Today, we, along with others living in the nearby neighborhoods, would have been evacuated because of all the asbestos, petrol chemicals, and other toxic substances carried into the night sky on embers and in the billowing smoke. The cloud of smoke lingered into Halloween, and we would learn from the city's newspaper, The Lansing Journal (from which some of this information has been taken from library archives), that arson probably started the fire sometime around 6:30 PM and caused its fast spread. Demolition workers had been inside the five-story production plant they were demolishing as late as 5:20 PM the night of the fire.

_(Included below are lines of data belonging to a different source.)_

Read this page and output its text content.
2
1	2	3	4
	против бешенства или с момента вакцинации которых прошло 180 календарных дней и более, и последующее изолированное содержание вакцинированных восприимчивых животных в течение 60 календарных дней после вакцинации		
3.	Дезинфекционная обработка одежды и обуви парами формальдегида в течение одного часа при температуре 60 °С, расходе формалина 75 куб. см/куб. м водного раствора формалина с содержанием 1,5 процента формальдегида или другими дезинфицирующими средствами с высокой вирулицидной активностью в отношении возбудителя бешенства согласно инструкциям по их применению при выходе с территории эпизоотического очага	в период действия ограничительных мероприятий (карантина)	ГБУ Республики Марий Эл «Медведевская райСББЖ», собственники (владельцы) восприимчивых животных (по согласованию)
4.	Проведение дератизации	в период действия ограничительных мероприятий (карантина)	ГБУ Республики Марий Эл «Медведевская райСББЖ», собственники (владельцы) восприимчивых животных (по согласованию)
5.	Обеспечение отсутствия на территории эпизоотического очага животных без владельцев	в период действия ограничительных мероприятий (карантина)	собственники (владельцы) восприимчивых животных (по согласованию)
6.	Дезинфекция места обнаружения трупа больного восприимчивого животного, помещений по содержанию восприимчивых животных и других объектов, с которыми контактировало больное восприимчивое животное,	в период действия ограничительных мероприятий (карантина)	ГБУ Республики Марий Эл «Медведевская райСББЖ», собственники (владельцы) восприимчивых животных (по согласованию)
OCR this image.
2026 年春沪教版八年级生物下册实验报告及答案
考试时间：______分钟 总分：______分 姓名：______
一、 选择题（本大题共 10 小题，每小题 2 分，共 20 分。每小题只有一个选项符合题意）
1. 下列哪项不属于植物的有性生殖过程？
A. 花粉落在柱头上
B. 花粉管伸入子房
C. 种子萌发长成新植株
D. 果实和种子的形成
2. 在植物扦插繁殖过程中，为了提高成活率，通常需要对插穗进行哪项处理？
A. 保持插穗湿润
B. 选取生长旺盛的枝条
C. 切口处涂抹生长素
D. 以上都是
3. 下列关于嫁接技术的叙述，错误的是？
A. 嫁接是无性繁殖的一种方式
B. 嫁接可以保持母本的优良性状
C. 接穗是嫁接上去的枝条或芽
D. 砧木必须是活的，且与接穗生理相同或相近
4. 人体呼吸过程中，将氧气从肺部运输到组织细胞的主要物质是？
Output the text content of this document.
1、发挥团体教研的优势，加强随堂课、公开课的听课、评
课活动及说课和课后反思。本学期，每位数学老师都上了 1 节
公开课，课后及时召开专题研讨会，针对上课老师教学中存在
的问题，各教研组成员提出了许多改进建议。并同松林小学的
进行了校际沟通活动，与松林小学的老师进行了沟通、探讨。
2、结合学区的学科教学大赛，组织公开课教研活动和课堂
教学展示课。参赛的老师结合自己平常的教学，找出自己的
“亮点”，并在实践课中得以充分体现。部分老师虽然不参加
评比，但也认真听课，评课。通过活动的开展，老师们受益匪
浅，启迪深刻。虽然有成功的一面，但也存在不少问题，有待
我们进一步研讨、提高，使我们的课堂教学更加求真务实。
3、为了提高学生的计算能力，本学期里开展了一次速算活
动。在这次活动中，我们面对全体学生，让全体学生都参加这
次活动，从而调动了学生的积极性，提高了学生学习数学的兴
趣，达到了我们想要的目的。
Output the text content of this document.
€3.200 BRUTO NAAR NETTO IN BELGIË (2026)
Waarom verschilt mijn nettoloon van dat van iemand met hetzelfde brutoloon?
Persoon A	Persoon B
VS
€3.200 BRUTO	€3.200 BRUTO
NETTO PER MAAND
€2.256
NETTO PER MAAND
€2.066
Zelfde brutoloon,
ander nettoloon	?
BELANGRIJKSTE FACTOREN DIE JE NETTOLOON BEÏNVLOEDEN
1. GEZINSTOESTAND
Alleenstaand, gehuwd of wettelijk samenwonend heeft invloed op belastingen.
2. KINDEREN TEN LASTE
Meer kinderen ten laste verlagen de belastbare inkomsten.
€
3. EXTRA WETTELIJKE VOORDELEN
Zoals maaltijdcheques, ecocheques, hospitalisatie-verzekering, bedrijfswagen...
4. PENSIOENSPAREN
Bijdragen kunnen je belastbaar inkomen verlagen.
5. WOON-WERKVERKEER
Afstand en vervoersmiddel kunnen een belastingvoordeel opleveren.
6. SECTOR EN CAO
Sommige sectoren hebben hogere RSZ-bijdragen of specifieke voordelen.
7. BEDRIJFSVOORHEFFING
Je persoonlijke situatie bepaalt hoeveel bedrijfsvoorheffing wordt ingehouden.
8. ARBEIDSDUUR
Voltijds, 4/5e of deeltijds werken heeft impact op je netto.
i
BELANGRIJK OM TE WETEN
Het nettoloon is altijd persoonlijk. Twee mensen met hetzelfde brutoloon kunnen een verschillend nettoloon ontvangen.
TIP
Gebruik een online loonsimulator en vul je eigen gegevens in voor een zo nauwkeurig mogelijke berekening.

Because of the condition of the building that stretched nearly three blocks, once the blaze was under control, and it was ascertained no one was within the structure, the sixty-plus firemen pulled back and let the fire burn itself out. The company was already dead, this was a funeral pyre of the earthly remains, and there was no use in endangering anyone's life. The deathwatch would continue for another twenty-four hours, but Diamond REO was gone.

1919 REO ad from Wikimedia Commons.

Click here more for more on REO:

Note 1: I have heard rumors of a WWII tunnel from the Diamond REO site to the Capital building, which worried many people with knowledge of the tunnel; and that helicopters flew over the city to watch where the embers might land. Another rumor was of the presence of fire departments from as far away as Grand Rapids, Jackson, and Ann Arbor. I have found no evidence to support any of this information, but if a reader does, please contact me.

Note 2: I originally planned to post this much earlier on the date of the fire, but I wanted permission from the Lansing Journal to use one of their photos of the night of the fire. After three phone calls to answering devices and two emails, I've heard nothing so I gave up. The Lansing Public Library provided the photos.